Provides object files with information that the IBM Feedback Directed Program Restructuring (FDPR®) performance-tuning utility needs to optimize the resulting executable file.

-qhot HOT(suboptions)

Performs high-order loop analysis and transformations (HOT) during optimization.

-qinline None.

Attempts to inline procedures instead of generating calls to those procedures, for improved performance.

-qipa None.

Enables or customizes a class of optimizations known as interprocedural analysis (IPA).

-qlargepage None.

Takes advantage of large pages provided on POWER4 and higher systems, for applications designed to execute in a large page memory environment.

-qlibansi None. Assumes that all functions with the name of an ANSI C library function are, in fact, the library functions and not a user function with different semantics.
-qlibessl None. Assumes that all functions with the name of an ESSL library function are, in fact, the library functions and not a user function with different semantics.
-qlibmpi None.

Asserts that all functions with Message Passing Interface (MPI) names are in fact MPI functions and not a user function with different semantics.
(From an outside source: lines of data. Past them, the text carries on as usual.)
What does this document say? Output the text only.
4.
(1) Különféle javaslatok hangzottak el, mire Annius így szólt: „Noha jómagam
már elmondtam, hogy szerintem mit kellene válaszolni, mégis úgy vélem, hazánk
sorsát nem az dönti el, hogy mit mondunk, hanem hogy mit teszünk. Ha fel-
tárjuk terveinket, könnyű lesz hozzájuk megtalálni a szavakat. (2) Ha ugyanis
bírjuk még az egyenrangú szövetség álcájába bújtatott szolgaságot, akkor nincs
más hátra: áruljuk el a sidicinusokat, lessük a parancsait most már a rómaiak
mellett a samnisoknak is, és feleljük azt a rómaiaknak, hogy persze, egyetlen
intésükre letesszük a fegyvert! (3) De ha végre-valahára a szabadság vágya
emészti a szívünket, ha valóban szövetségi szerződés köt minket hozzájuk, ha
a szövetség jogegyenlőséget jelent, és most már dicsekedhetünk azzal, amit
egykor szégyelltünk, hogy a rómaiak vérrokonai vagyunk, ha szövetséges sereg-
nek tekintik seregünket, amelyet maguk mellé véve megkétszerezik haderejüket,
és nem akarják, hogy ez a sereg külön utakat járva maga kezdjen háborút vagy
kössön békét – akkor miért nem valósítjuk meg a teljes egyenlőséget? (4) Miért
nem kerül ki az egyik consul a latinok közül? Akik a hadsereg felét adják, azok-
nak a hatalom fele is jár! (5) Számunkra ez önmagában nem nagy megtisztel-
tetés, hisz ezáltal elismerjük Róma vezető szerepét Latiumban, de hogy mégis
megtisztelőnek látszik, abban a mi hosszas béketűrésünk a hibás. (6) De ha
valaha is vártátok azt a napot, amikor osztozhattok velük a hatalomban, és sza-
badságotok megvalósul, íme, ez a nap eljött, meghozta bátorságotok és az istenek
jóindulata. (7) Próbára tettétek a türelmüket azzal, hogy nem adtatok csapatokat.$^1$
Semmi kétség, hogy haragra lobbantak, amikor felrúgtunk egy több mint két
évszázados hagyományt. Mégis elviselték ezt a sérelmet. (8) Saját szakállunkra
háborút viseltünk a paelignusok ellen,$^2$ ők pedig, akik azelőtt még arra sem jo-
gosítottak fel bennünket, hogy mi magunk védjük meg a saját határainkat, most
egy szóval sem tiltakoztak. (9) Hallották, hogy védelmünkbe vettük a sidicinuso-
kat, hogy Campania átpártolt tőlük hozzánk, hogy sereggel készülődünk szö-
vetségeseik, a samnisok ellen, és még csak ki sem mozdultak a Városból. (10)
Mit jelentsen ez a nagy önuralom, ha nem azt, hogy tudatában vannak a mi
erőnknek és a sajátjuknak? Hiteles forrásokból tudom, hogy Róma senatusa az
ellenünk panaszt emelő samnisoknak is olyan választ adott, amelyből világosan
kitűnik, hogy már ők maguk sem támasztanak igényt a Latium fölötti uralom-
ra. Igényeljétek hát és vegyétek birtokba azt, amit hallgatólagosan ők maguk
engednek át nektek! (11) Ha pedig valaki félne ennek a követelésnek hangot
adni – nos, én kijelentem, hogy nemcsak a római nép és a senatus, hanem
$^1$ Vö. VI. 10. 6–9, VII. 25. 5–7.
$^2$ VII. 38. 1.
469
-qlibposix None. Assumes that all functions with the name of a POSIX 1003.1 library function are, in fact, the system functions and not a user function with different semantics.
-qmaxmem MAXMEM

Limits the amount of memory that the compiler allocates while performing specific, memory-intensive optimizations to the specified number of kilobytes.

-qminimaltoc None.

Minimizes the number of entries in the global entity table of contents (TOC).

-O OPTIMIZE

Specifies whether to optimize code during compilation and, if so, at which level.

-p None.

Prepares the object files produced by the compiler for profiling.

-qpdf1, -qpdf2 None.

Tunes optimizations through profile-directed feedback (PDF), where results from sample program execution are used to improve optimization near conditional branches and in frequently executed code sections.

-qprefetch None.

Inserts prefetch instructions automatically where there are opportunities to improve code performance.

-qshowpdf None.

When used with -qpdf1 and a minimum optimization level of -O2 at compile and link steps, creates a PDF map file that contains additional profiling information for all procedures in your application.

-qsimd None.

Controls whether the compiler can automatically take advantage of vector instructions for processors that support them.

-qsmallstack None.

Minimizes stack usage where possible.

-qsmp None.

Enables parallelization of program code.

-qstacktemp None.

Determines where to allocate certain XL Fortran compiler temporaries at run time.

-qstrict STRICT

Ensures that optimizations done by default at the -O3 and higher optimization levels, and, optionally at -O2, do not alter certain program semantics mostly related to strict IEEE floating-point conformance.

-qstrict_induction None.

Prevents the compiler from performing induction (loop counter) variable optimizations. These optimizations may be unsafe (may alter the semantics of your program) when there are integer overflow operations involving the induction variables.

-qtune None.

Tunes instruction selection, scheduling, and other architecture-dependent performance enhancements to run best on a specific hardware architecture. Allows specification of a target SMT mode to direct optimizations for best performance in that mode.

-qunroll None.

Specifies whether unrolling DO loops is allowed in a program. Unrolling is allowed on outer and inner DO loops.

-qunwind None.

Specifies that the compiler will preserve the default behavior for saves and restores to volatile registers during a procedure call.